One of the most consequential events of the past 40 years escaped attention when it happened on Dec. 22, 1978. Only years later would it become evident that China’s decision at a Communist Party meeting to allow farmers to sell excess grain at market prices would reverberate — would, in fact, change the world.
What did China’s experiment with private enterprise mean? Certainly not the rise of a competing superpower. That would have seemed unimaginable. Maybe it signaled the emergence of, oh, another Yugoslavia, a middling state adding some capitalist spice to communism. And yet …
Ernest Hemingway, in “The Sun Also Rises,” wrote that a change in fortune can happen two ways — “gradually and then suddenly.” So it was for the Chinese economic miracle. In 1972, President Richard Nixon’s visit to China started the conversation, but the leadership of Mao Zedong wasn’t ready to move forward. In 1976, China emerged from a disastrous decadelong interruption, the Cultural Revolution. Two years later, Deng Xiaoping endorsed modest reforms to spark economic activity in an overpopulated country that couldn’t feed all its people. Two years after that, the government permitted the creation of privately owned factories in some villages near Hong Kong as part of a special economic zone.

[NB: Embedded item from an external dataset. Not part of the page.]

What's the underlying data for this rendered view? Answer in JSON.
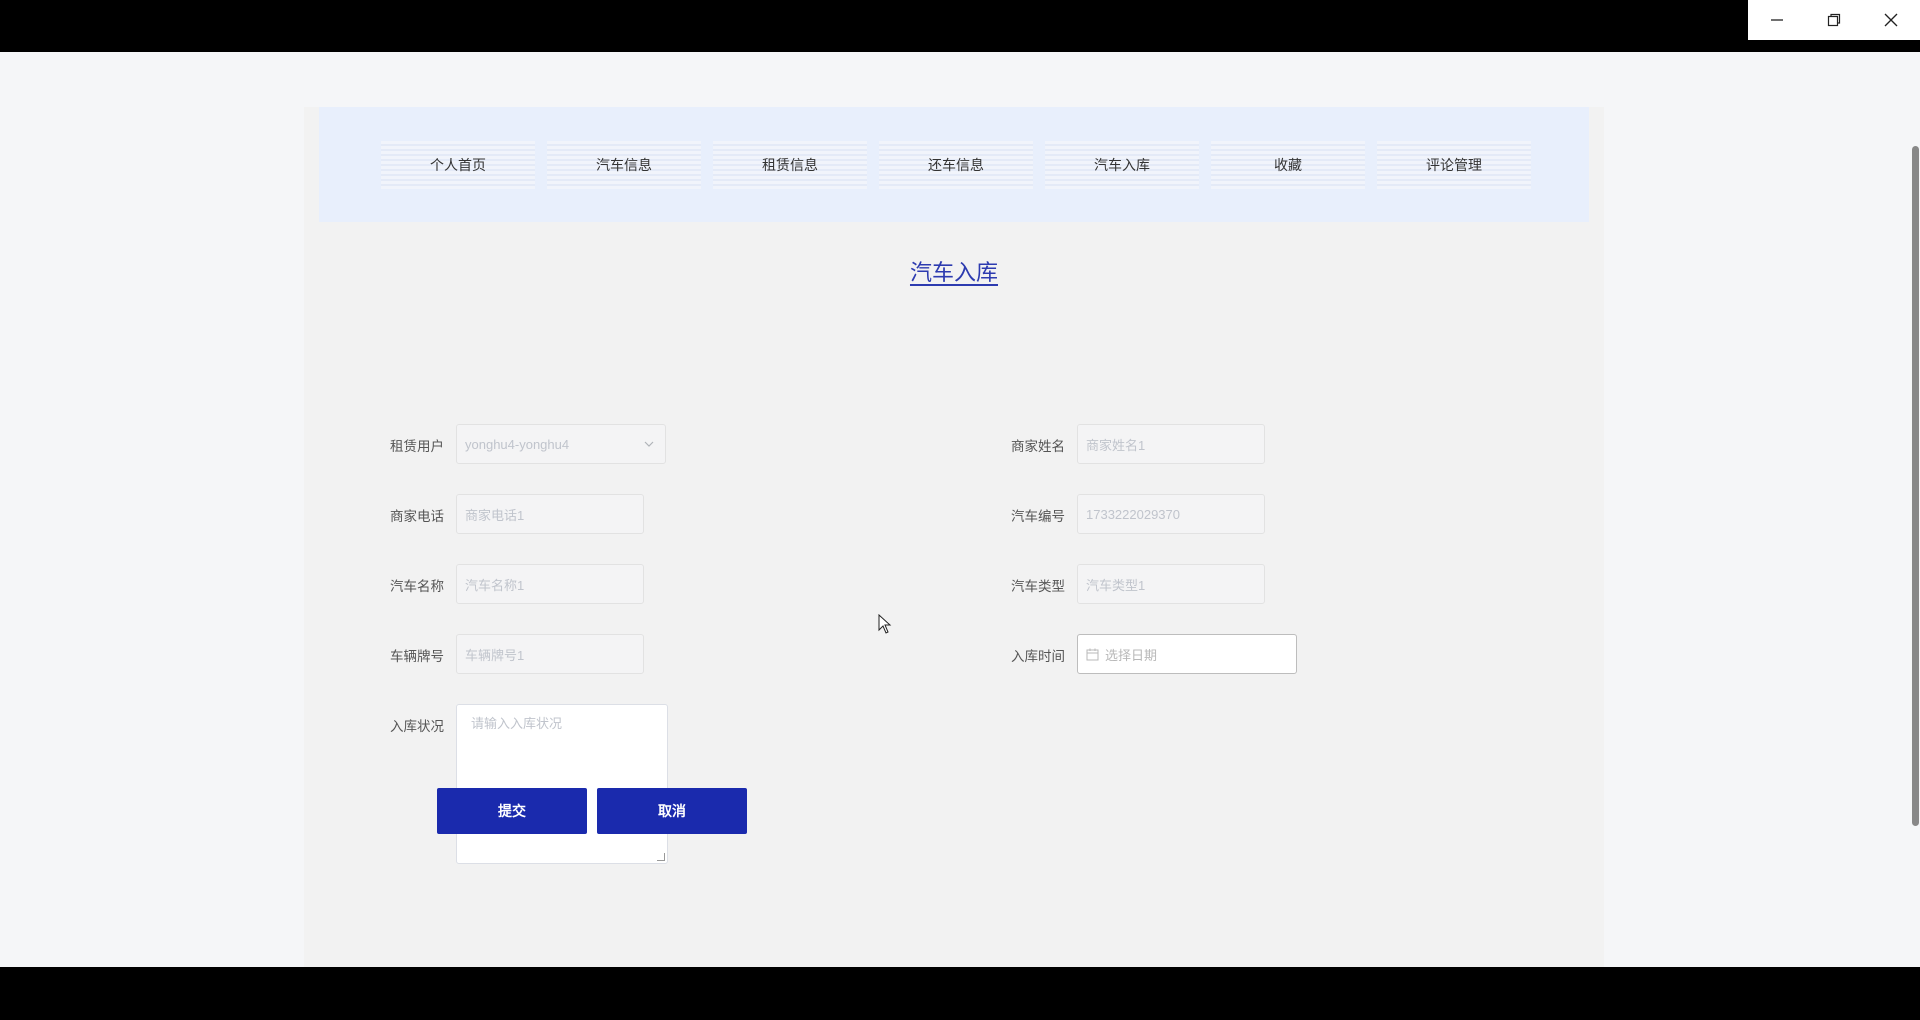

Today those villages are as good a symbol as any of what China has achieved. Where 30,000 people once lived, the city of Shenzhen has a population of 12.5 million. The region, known as the Pearl River Delta, is China’s original industrial hub. If you own an iPhone, maybe it came from there. Huawei, the tech giant, is based in Shenzhen.
But that doesn’t scratch the surface of China’s might. Beijing, Shanghai, Chongqing — each is a global business and manufacturing center with a metro population exceeding 20 million people. Then there are Chengdu, Xi’an and Tianjian, each larger than New York.

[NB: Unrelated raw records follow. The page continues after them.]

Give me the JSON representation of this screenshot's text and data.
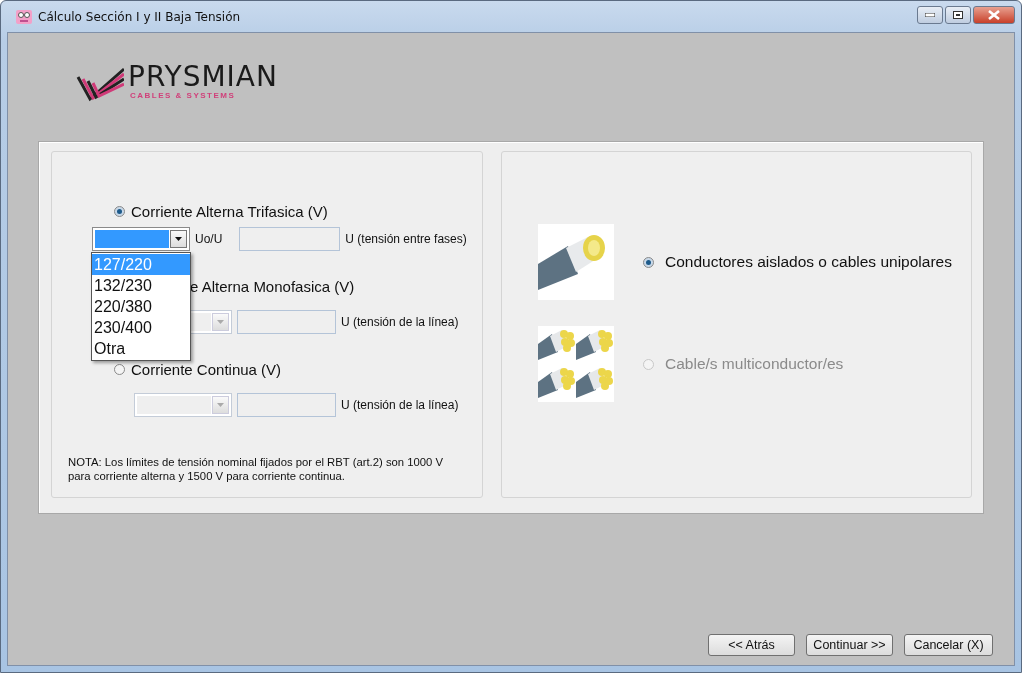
{
  "window": {
    "title": "Cálculo Sección I y II Baja Tensión"
  },
  "logo": {
    "name": "PRYSMIAN",
    "tagline": "CABLES & SYSTEMS"
  },
  "voltage_panel": {
    "options": [
      {
        "kind": "radio",
        "label": "Corriente Alterna Trifasica (V)",
        "selected": true,
        "combo_disabled": false,
        "combo_highlighted": true,
        "combo_label": "Uo/U",
        "field_label": "U (tensión entre fases)"
      },
      {
        "kind": "covered",
        "label": "e Alterna Monofasica (V)",
        "combo_disabled": true,
        "combo_highlighted": false,
        "field_label": "U (tensión de la línea)"
      },
      {
        "kind": "radio",
        "label": "Corriente Continua (V)",
        "selected": false,
        "combo_disabled": true,
        "combo_highlighted": false,
        "field_label": "U (tensión de la línea)"
      }
    ],
    "dropdown": {
      "items": [
        {
          "label": "127/220",
          "selected": true
        },
        {
          "label": "132/230",
          "selected": false
        },
        {
          "label": "220/380",
          "selected": false
        },
        {
          "label": "230/400",
          "selected": false
        },
        {
          "label": "Otra",
          "selected": false
        }
      ]
    },
    "note": "NOTA: Los límites de tensión nominal fijados por el RBT (art.2) son 1000 V para corriente alterna y 1500 V para corriente continua."
  },
  "conductor_panel": {
    "options": [
      {
        "kind": "single",
        "label": "Conductores aislados o cables unipolares",
        "selected": true,
        "disabled": false
      },
      {
        "kind": "multi",
        "label": "Cable/s multiconductor/es",
        "selected": false,
        "disabled": true
      }
    ]
  },
  "buttons": [
    "<< Atrás",
    "Continuar >>",
    "Cancelar (X)"
  ]
}
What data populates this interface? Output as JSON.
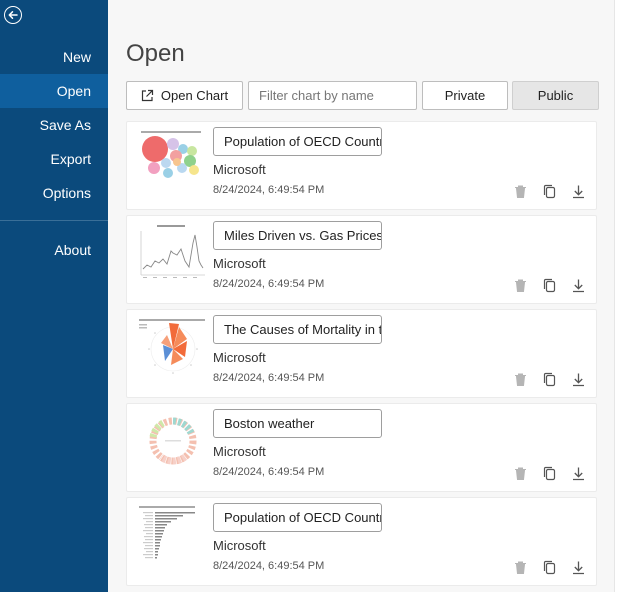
{
  "sidebar": {
    "back_icon": "back-arrow-icon",
    "items": [
      {
        "label": "New",
        "active": false
      },
      {
        "label": "Open",
        "active": true
      },
      {
        "label": "Save As",
        "active": false
      },
      {
        "label": "Export",
        "active": false
      },
      {
        "label": "Options",
        "active": false
      },
      {
        "label": "About",
        "active": false
      }
    ]
  },
  "main": {
    "title": "Open",
    "toolbar": {
      "open_chart_label": "Open Chart",
      "open_chart_icon": "open-external-icon",
      "filter_placeholder": "Filter chart by name",
      "filter_value": "",
      "tab_private": "Private",
      "tab_public": "Public",
      "selected_tab": "Public"
    },
    "charts": [
      {
        "name": "Population of OECD Countries",
        "owner": "Microsoft",
        "date": "8/24/2024, 6:49:54 PM",
        "thumb": "bubble-chart"
      },
      {
        "name": "Miles Driven vs. Gas Prices",
        "owner": "Microsoft",
        "date": "8/24/2024, 6:49:54 PM",
        "thumb": "line-chart"
      },
      {
        "name": "The Causes of Mortality in the Army",
        "owner": "Microsoft",
        "date": "8/24/2024, 6:49:54 PM",
        "thumb": "rose-chart"
      },
      {
        "name": "Boston weather",
        "owner": "Microsoft",
        "date": "8/24/2024, 6:49:54 PM",
        "thumb": "radial-chart"
      },
      {
        "name": "Population of OECD Countries",
        "owner": "Microsoft",
        "date": "8/24/2024, 6:49:54 PM",
        "thumb": "bar-chart"
      }
    ],
    "action_icons": [
      "trash-icon",
      "copy-icon",
      "download-icon"
    ],
    "colors": {
      "sidebar": "#0b4a7c",
      "sidebar_active": "#0f5f9e",
      "action_icon": "#888888",
      "trash_icon": "#b5b5b5"
    }
  }
}
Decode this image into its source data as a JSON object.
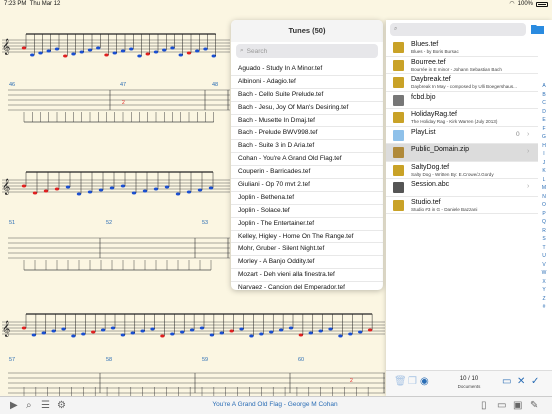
{
  "status": {
    "time": "7:23 PM",
    "date": "Thu Mar 12",
    "battery": "100%"
  },
  "score": {
    "bar_numbers": [
      "46",
      "47",
      "48",
      "51",
      "52",
      "53",
      "57",
      "58",
      "59",
      "60"
    ]
  },
  "tunes": {
    "title": "Tunes (50)",
    "search_placeholder": "Search",
    "items": [
      "Aguado - Study In A Minor.tef",
      "Albinoni - Adagio.tef",
      "Bach - Cello Suite Prelude.tef",
      "Bach - Jesu, Joy Of Man's Desiring.tef",
      "Bach - Musette In Dmaj.tef",
      "Bach - Prelude BWV998.tef",
      "Bach - Suite 3 in D Aria.tef",
      "Cohan - You're A Grand Old Flag.tef",
      "Couperin - Barricades.tef",
      "Giuliani - Op 70 mvt 2.tef",
      "Joplin - Bethena.tef",
      "Joplin - Solace.tef",
      "Joplin - The Entertainer.tef",
      "Kelley, Higley - Home On The Range.tef",
      "Mohr, Gruber - Silent Night.tef",
      "Morley - A Banjo Oddity.tef",
      "Mozart - Deh vieni alla finestra.tef",
      "Narvaez - Cancion del Emperador.tef"
    ]
  },
  "files": {
    "items": [
      {
        "name": "Blues.tef",
        "sub": "Blues - by Boris Bursac",
        "icon": "tef-file-icon",
        "badge": "",
        "chevron": false,
        "selected": false
      },
      {
        "name": "Bourree.tef",
        "sub": "Bourrée in E minor - Johann Sebastian Bach",
        "icon": "tef-file-icon",
        "badge": "",
        "chevron": false,
        "selected": false
      },
      {
        "name": "Daybreak.tef",
        "sub": "Daybreak In May - composed by Ulli Boegershaus...",
        "icon": "tef-file-icon",
        "badge": "",
        "chevron": false,
        "selected": false
      },
      {
        "name": "fcbd.bjo",
        "sub": "",
        "icon": "bjo-file-icon",
        "badge": "",
        "chevron": false,
        "selected": false
      },
      {
        "name": "HolidayRag.tef",
        "sub": "The Holiday Rag - Kirk Warren (July 2013)",
        "icon": "tef-file-icon",
        "badge": "",
        "chevron": false,
        "selected": false
      },
      {
        "name": "PlayList",
        "sub": "",
        "icon": "folder-icon",
        "badge": "0",
        "chevron": true,
        "selected": false
      },
      {
        "name": "Public_Domain.zip",
        "sub": "",
        "icon": "zip-file-icon",
        "badge": "",
        "chevron": true,
        "selected": true
      },
      {
        "name": "SaltyDog.tef",
        "sub": "Salty Dog -    Written By: E.Crowe/J.Gordy",
        "icon": "tef-file-icon",
        "badge": "",
        "chevron": false,
        "selected": false
      },
      {
        "name": "Session.abc",
        "sub": "",
        "icon": "abc-file-icon",
        "badge": "",
        "chevron": true,
        "selected": false
      },
      {
        "name": "Studio.tef",
        "sub": "Studio #3 in G - Daniele Bazzani",
        "icon": "tef-file-icon",
        "badge": "",
        "chevron": false,
        "selected": false
      }
    ],
    "alphabet": [
      "A",
      "B",
      "C",
      "D",
      "E",
      "F",
      "G",
      "H",
      "I",
      "J",
      "K",
      "L",
      "M",
      "N",
      "O",
      "P",
      "Q",
      "R",
      "S",
      "T",
      "U",
      "V",
      "W",
      "X",
      "Y",
      "Z",
      "#"
    ],
    "doc_count": "10 / 10",
    "doc_label": "Documents"
  },
  "toolbar": {
    "title": "You're A Grand Old Flag - George M Cohan"
  },
  "colors": {
    "accent": "#2a6db5",
    "note_red": "#e02020",
    "note_blue": "#1a4fd1",
    "paper": "#fbf6e2"
  }
}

China’s economy is second in size only to that of the United States. President Xi Jinping rules as Communist Party chief, but the country operates in hybrid fashion: It’s an authoritarian state that embraces free market principles. China has both billionaires and political prisoners. It is a crucial trade and investment partner of the United States. It also is a growing military power in the Pacific, bumping up against the U.S. mission to keep the peace. That means China is both a customer of the United States and a competitor. Friend but possibly foe. The relationship is complex and unresolved.
The rise of China does not present an existential threat to the United States. The two countries are entwined economically, dependent on each other to maintain living standards and therefore motivated to get along.
The biggest risk factors are China’s lack of democracy and loner status as world power. With its increased wealth and influence, China inevitably will assert itself internationally and seek to protect its position militarily.
Today China may still be no match for U.S. overall strength, but it has achieved a significant milestone in the Pacific: “China is no longer a rising power but an arrived great power and peer competitor to the United States in the region,” Adm. Philip Davidson, commander of the United States Indo-Pacific Command, told Congress this year. Depending on the scenario, Davidson warned, “there is no guarantee that the United States would win a future conflict with China.”
It may be China’s destiny to match the United States in wealth and firepower. Those are not reasons to fear China. They are reasons to engage the country today as a partner and challenge Chinese intentions when they appear threatening. Understanding that China is an old country but still an emerging global player is critical to both aims.